22 septembre.
Au panier? Ah bien ouiche! Je m'attendais à être saboulé, traité de propre à rien; mais je l'aime, votre lettre, je l'aime; elle m'a tiré d'une rude appréhension.
Vous me dites un tas de choses habilement trouvées; mais si vous croyez qu'elles vont m'encourager à écrire! C'est trop laborieux de vivre ses émotions doubles: sur soi, puis sur le papier. Pour ce qui est de composer, ce me serait bien impossible n'ayant de ma vie ouvert un traité d'harmonie. Je suis assez bon exécutant, j'adore la musique, j'en jouis très puissamment, mais c'est tout. Vous souvenez-vous de notre émotion si vivement partagée en écoutant la symphonie avec chœurs de Beethoven? L'ouïe a ses extases comme les autres sens.
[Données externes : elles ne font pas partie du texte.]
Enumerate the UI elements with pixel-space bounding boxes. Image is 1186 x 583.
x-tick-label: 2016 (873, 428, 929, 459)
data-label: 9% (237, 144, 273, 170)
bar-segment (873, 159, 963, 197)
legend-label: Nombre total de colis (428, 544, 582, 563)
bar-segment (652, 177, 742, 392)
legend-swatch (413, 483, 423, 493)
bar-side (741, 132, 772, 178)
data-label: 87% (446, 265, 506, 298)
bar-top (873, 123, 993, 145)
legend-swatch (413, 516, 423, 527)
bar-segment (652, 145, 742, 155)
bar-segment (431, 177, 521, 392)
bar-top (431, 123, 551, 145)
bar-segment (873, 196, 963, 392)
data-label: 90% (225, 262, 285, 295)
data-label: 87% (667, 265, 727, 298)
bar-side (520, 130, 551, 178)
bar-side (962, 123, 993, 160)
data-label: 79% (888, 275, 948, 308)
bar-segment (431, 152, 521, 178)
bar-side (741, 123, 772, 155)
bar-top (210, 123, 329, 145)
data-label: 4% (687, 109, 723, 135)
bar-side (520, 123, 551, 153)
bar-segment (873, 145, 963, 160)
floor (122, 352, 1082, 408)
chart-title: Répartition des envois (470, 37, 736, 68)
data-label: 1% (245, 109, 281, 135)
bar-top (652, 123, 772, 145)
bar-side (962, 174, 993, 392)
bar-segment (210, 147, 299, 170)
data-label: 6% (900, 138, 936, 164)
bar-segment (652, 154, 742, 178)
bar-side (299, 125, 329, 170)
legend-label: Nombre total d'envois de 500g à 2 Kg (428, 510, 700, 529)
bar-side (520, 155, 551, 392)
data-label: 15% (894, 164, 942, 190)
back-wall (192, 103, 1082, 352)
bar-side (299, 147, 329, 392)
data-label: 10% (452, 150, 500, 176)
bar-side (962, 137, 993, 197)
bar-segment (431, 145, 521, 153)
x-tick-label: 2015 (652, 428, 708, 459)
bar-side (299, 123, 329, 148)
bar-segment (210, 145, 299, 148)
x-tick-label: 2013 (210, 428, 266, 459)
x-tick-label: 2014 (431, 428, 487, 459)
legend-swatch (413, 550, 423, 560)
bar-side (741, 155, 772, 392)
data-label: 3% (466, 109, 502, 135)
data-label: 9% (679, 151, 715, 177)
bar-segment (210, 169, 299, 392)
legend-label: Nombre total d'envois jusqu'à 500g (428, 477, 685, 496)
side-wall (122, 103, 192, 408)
Je me résous donc, mon amie, à profiter du génie des autres sans chercher en vain et douloureusement à m'en créer un propre. J'y pourrais échouer, tandis que rien ne m'empêche d'en rêver. Il y a une certaine saveur à se dire: peut-être aurais-je été cela? J'aime mieux résister à la faible tentative d'art, laquelle, mise à exécution, me prouverait que jamais je n'aurais été cela.
Adieu, je m'ennuie de vous, d'Hélène, de Nimerck, même de Gérald et de votre mère. Elle possède, la chère châtelaine aux cheveux blancs, une grâce créole que l'on retrouve chez tite-Lène et, à rares intervalles, chez vous. Enfin, que voulez-vous y faire? Je vous aime tous et vous demande des nouvelles pour vivre de votre vie.
CXLI
Denise à Philippe.
26 septembre.
Pourquoi ne venez-vous pas si vous vous ennuyez si fort de nous? Faut-il vous répéter: votre chambre vous attend toujours?
Les événements sont ici assez rares. Ces jours derniers, pourtant, j'en ai marqué un au livre d'or de la famille: Hélène a pris sa première leçon d'équitation. Gérald la lui donnait sur la pelouse. Nous regardions, mère et moi, assez émues, ce petit paquet si cher, secoué par le brave Darling.
Hélène en selle, ne me suis-je pas surprise à dire à l'animal: «Fais bien attention, Darling!»—Gérald en rit encore.